В ванную постучали, велели поторапливаться. Гости на подходе. Анна подала новую льняную рубаху с расшитым воротом, ненадеванная, прохладная, с острыми слежавшимися складками, она прильнула к телу и пришлась Бурнашову по сердцу. Где сам-то? – спросил, кивая в длинное пространство чинного ухоженного коридора, завешенного картинами и масками. Анна показала головою: у себя, дескать, наверное, работает. Бурнашов подпоясался витым шнуром с тугими узлами на концах, складки рубахи согнал назад, словно готовился к смотру, и, шаркая шлепанцами, отправился в кабинет.
Сестра догнала, шепнула:
– Алеша, ты с ним будь поласковей. Ты с ним не собачься. Он, в сущности, очень добрый человек.

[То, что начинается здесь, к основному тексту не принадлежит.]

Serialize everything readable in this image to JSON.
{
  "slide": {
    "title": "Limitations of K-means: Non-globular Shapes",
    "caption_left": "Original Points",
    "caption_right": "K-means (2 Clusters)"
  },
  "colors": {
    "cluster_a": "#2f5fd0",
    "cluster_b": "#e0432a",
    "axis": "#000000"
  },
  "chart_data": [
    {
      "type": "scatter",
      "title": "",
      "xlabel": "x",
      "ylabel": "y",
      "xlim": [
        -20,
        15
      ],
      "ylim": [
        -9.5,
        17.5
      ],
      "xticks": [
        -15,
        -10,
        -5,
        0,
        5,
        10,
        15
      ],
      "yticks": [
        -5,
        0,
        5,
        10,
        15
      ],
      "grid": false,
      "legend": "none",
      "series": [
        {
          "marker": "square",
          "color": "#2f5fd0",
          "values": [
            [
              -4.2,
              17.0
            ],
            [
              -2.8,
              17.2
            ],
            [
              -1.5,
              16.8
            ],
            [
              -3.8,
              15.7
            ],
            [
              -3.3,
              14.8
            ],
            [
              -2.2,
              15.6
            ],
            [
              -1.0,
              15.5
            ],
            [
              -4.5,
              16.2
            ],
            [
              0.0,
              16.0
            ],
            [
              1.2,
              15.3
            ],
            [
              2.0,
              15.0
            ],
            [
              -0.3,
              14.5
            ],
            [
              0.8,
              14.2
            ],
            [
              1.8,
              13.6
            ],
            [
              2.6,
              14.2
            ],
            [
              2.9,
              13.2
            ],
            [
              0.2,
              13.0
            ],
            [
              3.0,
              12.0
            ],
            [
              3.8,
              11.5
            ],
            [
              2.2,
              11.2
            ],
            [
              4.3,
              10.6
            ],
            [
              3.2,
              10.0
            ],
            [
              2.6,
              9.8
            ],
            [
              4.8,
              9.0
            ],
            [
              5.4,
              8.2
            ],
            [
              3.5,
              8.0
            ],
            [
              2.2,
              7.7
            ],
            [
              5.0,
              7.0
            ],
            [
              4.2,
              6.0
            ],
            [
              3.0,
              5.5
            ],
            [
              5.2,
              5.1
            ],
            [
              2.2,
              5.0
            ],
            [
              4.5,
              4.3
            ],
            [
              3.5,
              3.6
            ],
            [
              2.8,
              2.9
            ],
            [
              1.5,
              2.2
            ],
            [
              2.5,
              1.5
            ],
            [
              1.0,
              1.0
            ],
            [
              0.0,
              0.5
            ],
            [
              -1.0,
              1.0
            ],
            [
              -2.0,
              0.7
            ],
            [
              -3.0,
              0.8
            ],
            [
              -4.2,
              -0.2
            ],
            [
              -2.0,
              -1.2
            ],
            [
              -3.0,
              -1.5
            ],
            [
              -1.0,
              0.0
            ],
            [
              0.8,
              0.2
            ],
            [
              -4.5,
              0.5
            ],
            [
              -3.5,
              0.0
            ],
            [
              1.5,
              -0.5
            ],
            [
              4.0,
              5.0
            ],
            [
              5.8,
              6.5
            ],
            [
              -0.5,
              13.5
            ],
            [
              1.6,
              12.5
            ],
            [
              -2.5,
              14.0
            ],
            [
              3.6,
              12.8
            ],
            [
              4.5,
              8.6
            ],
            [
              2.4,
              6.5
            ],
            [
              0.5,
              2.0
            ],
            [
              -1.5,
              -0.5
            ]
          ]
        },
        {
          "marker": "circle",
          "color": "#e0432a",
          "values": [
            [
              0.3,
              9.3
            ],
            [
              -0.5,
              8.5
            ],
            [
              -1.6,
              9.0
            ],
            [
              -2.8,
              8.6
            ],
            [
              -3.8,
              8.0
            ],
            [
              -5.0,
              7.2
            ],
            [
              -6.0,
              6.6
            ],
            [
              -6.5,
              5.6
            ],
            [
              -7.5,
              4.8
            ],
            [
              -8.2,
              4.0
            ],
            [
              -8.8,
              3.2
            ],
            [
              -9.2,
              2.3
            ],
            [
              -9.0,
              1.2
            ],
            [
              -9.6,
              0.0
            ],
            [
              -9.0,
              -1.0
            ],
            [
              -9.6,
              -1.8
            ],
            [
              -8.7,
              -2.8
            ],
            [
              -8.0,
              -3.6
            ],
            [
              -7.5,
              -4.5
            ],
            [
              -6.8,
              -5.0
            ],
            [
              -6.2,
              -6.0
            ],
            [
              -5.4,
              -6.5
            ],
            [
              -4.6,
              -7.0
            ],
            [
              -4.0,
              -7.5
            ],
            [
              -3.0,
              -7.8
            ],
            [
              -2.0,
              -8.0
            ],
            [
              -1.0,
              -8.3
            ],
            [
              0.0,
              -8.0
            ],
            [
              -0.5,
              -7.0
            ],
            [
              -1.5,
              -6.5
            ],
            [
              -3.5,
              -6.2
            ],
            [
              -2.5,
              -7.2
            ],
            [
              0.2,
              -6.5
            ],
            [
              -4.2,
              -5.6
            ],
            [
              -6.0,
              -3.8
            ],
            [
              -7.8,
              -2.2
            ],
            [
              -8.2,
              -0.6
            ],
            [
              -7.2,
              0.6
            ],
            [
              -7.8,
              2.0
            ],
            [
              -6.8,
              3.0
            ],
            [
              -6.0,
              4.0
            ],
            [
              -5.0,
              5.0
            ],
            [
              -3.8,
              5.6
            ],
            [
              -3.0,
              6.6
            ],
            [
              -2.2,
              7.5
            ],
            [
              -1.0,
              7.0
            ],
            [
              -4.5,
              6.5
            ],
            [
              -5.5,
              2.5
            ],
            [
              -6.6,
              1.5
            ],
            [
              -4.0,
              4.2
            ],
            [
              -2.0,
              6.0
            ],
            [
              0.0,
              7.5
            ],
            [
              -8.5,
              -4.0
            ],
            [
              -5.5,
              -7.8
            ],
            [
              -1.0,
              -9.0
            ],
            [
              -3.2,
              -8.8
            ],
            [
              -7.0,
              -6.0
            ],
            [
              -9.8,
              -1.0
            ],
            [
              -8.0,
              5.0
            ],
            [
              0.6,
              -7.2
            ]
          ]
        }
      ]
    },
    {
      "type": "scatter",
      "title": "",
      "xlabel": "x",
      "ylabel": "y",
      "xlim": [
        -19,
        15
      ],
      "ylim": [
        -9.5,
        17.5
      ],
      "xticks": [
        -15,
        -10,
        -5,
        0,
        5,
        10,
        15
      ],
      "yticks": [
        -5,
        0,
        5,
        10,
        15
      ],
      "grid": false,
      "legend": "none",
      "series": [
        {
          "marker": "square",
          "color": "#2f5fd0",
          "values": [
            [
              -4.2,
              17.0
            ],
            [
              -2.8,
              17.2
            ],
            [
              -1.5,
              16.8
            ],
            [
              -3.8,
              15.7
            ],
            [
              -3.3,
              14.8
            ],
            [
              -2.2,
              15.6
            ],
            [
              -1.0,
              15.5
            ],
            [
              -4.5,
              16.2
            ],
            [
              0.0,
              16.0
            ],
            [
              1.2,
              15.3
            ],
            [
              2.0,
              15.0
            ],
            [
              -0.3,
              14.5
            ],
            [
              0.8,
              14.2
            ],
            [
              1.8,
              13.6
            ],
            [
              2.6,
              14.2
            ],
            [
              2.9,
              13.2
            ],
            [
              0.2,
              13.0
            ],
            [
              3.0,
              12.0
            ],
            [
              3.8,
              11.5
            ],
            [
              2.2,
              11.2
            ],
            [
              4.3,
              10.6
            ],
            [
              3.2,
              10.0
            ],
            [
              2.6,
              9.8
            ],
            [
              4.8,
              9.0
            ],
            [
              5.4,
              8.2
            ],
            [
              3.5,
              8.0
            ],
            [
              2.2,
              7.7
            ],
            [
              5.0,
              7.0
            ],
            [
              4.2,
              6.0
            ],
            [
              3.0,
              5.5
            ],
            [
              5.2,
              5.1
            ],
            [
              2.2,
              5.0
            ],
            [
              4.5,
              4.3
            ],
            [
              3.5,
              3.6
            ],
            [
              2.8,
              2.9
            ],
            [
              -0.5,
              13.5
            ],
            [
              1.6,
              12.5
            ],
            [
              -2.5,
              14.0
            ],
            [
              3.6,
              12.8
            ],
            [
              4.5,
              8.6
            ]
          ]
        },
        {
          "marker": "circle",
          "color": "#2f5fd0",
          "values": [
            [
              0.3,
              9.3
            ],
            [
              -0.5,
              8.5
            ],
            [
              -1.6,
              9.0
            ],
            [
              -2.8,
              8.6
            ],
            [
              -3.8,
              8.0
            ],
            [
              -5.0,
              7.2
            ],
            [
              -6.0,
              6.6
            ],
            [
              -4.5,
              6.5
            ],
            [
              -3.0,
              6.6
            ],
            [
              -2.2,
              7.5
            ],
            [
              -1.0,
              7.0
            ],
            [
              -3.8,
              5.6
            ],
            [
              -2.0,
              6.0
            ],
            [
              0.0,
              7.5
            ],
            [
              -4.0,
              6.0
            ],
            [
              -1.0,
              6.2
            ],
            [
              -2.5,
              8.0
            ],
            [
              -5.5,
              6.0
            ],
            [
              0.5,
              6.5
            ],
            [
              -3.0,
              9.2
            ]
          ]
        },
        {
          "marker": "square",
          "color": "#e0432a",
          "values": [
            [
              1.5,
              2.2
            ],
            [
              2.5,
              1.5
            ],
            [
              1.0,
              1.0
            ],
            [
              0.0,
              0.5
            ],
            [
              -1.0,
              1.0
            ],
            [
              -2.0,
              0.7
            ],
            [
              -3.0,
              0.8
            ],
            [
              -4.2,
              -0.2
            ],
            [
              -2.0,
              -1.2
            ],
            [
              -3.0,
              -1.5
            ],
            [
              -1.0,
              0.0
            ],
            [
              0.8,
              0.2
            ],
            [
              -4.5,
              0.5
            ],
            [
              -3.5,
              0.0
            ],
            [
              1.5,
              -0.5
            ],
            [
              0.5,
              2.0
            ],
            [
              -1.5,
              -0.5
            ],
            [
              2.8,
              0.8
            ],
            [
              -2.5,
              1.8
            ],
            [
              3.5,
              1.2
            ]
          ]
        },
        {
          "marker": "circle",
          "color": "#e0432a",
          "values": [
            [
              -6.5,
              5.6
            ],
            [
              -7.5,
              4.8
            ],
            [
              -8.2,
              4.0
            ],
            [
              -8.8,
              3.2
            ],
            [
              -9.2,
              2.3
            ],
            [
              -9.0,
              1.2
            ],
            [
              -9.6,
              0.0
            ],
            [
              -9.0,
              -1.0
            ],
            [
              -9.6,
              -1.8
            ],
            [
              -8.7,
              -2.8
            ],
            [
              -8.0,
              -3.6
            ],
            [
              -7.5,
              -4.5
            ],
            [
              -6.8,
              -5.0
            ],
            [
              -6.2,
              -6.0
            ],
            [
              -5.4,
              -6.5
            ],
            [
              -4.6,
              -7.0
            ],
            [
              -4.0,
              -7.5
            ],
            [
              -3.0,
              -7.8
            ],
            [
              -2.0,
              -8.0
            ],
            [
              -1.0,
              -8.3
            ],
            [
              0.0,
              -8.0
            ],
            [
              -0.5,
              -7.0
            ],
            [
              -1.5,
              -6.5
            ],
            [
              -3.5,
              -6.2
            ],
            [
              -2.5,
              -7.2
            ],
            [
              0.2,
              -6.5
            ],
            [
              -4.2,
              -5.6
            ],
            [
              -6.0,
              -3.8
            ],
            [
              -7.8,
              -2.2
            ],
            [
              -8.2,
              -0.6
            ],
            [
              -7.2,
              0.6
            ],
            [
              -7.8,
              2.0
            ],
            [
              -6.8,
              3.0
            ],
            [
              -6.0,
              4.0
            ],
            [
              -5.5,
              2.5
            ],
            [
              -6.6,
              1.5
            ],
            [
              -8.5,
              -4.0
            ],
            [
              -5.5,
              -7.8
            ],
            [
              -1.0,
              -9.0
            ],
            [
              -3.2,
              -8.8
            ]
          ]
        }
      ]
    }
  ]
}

Добрый человек, профессор экономики Михаил Борисович Чегодаев, для домашних Миша, а для близких, сокращенно, Док, таился в уединении и из своего добровольного заточения, из смотровой дозорной башни, умным взглядом пытался обнять всю землю с ее причудами и сообразить, что с нею случится завтра. И то, что с нею может быть худо, даже очень плохо и гадко, от будущего вселенского конца, смахивающего на божий суд, ему становилось жутко весело: он скалил желтоватые неровные зубы и трагически хохотал в одиночестве. В обширном кабинете, плотно набитом книгами, жили две родные души: они постоянно встречались взглядами, молчаливо понимая друг друга и не надоедая. Громадный, стол Дока, задвинутый в передний угол наискось, будто хозяин боялся нападения сзади, был с трех сторон загроможден высокими стенами из книг, и лишь в переднем валу имелось сторожевое оконце, некая смотровая бойница, где и перекрещивались взгляды человека и животного. Док обычно с трудом протискивался за стол, садился во вращающееся кресло на колесиках, поправляя ватную подушечку, обозревал крепостные укрепления, замечая, нет ли чего подозрительного, не подкапывается ли чужая сила, поправлял в бойнице бронзовую чернильницу с пушчонкой, куда вставлялась ручка, и замирал. Тогда для постороннего создавалось мнение, что за книжными баррикадами затаилась мышка-норушка и сейчас тихо прогрызает древние фолианты, наслаждаясь вязким, пахучим клеем, изготовленным из скотских костей, вытягивая те соки, коими были заполнены забытые всеми страницы. И, прогрызая эти листы, Док не уставал удивляться, насколько неисчерпаемы эти кладези мирового ума… Когда в Москве отозвалось румынское землетрясение, его спросили, чувствовал ли Док колебания своего убежища, не рухнула ли книжная нора, не обвалились ли столь благодатные своды? «А меня дома тогда не было», – сказал он скромно, приглаживая седую челку. «Поди, у любовницы ночевал, греховодник?» И он засиял весь, потянулся, сразу вырастая, словно бы наградили к юбилею, так радый, что поняли, что вот он, шестидесятилетний человек, здоров и крепок и может иметь тридцатипятилетнюю любовницу. Любовница же его, которую он подкармливает, маленькая безответная женщина с тремя детьми, секретарша одного из заштатных ведомств, покоренная добротою Чегодаева, глубоко ему благодарна и бесконечно верна.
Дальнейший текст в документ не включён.